Under the GDPR, consent has to be freely given, not forced or implied. That means companies can’t pre-check an opt-in box or force people to trade personal data for the use or continued use of a service.

“Some data is needed. If you’re buying a new car they need financial information, but they’d only be using it for the purpose of the purchase, not 19 other things they want to use it for including sales and marketing purposes,” said Fitzpatrick.

Privacy may well become the new competitive advantage as people become more aware of privacy policies and what they mean and don’t mean.

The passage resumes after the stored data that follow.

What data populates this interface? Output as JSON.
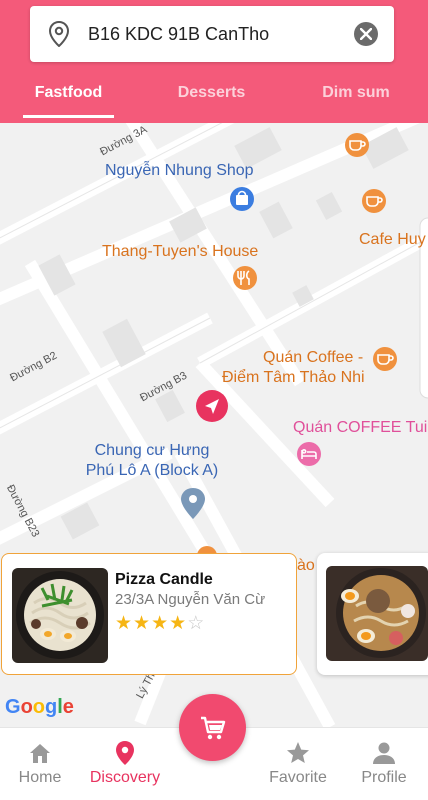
{
  "search": {
    "value": "B16 KDC 91B CanTho"
  },
  "tabs": [
    {
      "label": "Fastfood",
      "active": true
    },
    {
      "label": "Desserts",
      "active": false
    },
    {
      "label": "Dim sum",
      "active": false
    }
  ],
  "map": {
    "places": [
      {
        "name": "Nguyễn Nhung Shop",
        "category": "shop-icon"
      },
      {
        "name": "Thang-Tuyen's House",
        "category": "restaurant-icon"
      },
      {
        "name": "Cafe Huy",
        "category": "cafe-icon"
      },
      {
        "name": "Quán Coffee -",
        "name2": "Điểm Tâm Thảo Nhi",
        "category": "cafe-icon"
      },
      {
        "name": "Quán COFFEE Tui",
        "category": "hotel-icon"
      },
      {
        "name": "Chung cư Hưng",
        "name2": "Phú Lô A (Block A)",
        "category": "pin-icon"
      },
      {
        "name": "ào",
        "category": "restaurant-icon"
      }
    ],
    "streets": [
      "Đường 3A",
      "Đường B2",
      "Đường B3",
      "Đường B23",
      "Lý Thái"
    ],
    "attribution": [
      "G",
      "o",
      "o",
      "g",
      "l",
      "e"
    ]
  },
  "cards": [
    {
      "name": "Pizza Candle",
      "address": "23/3A Nguyễn Văn Cừ",
      "rating": 4,
      "max_rating": 5
    }
  ],
  "bottom_nav": [
    {
      "label": "Home",
      "icon": "home-icon",
      "active": false
    },
    {
      "label": "Discovery",
      "icon": "location-pin-icon",
      "active": true
    },
    {
      "label": "Favorite",
      "icon": "star-icon",
      "active": false
    },
    {
      "label": "Profile",
      "icon": "person-icon",
      "active": false
    }
  ],
  "fab": {
    "icon": "cart-icon"
  },
  "colors": {
    "primary": "#f45a7a",
    "accent_pink": "#e8335f",
    "card_border": "#f0a33a",
    "star": "#f6b514"
  }
}
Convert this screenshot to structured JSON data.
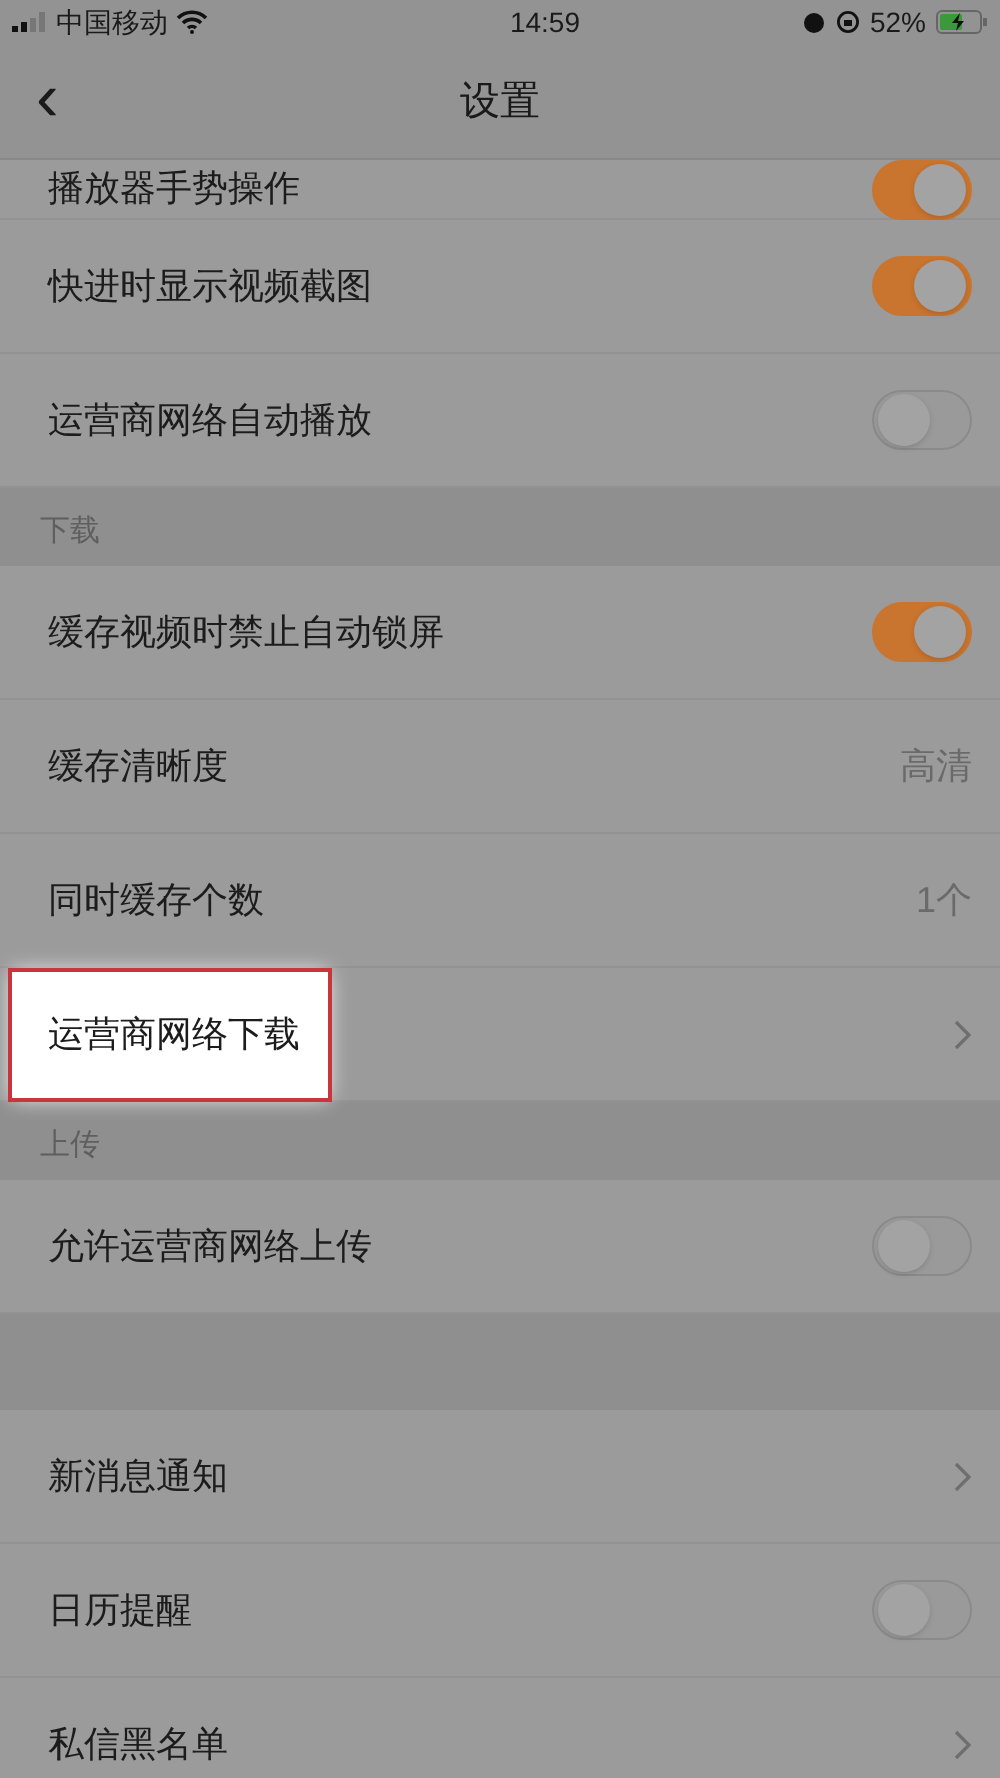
{
  "status_bar": {
    "carrier": "中国移动",
    "time": "14:59",
    "battery": "52%"
  },
  "nav": {
    "back": "‹",
    "title": "设置"
  },
  "sections": [
    {
      "items": [
        {
          "kind": "toggle",
          "label": "播放器手势操作",
          "on": true,
          "partial": true
        },
        {
          "kind": "toggle",
          "label": "快进时显示视频截图",
          "on": true
        },
        {
          "kind": "toggle",
          "label": "运营商网络自动播放",
          "on": false
        }
      ]
    },
    {
      "header": "下载",
      "items": [
        {
          "kind": "toggle",
          "label": "缓存视频时禁止自动锁屏",
          "on": true
        },
        {
          "kind": "value",
          "label": "缓存清晰度",
          "value": "高清"
        },
        {
          "kind": "value",
          "label": "同时缓存个数",
          "value": "1个"
        },
        {
          "kind": "link",
          "label": "运营商网络下载",
          "highlighted": true
        }
      ]
    },
    {
      "header": "上传",
      "items": [
        {
          "kind": "toggle",
          "label": "允许运营商网络上传",
          "on": false
        }
      ]
    },
    {
      "items": [
        {
          "kind": "link",
          "label": "新消息通知"
        },
        {
          "kind": "toggle",
          "label": "日历提醒",
          "on": false
        },
        {
          "kind": "link",
          "label": "私信黑名单"
        }
      ]
    }
  ]
}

“Especially Europeans, Canadians, and those who live in Asia-Pacific countries that have restrictive privacy laws, part of their vetting process will be looking at your privacy program,” said Fitzpatrick. “If you have a strong privacy program and can answer a privacy question with a privacy answer as opposed to answering a privacy question with a security answer, [you’ll have an advantage].”

On the flip side, sanctions from international countries can destroy a company from reputational, brand and financial points of view. The sanction under the new GDPR regulation can be as high as 4% of a company’s annual turnover.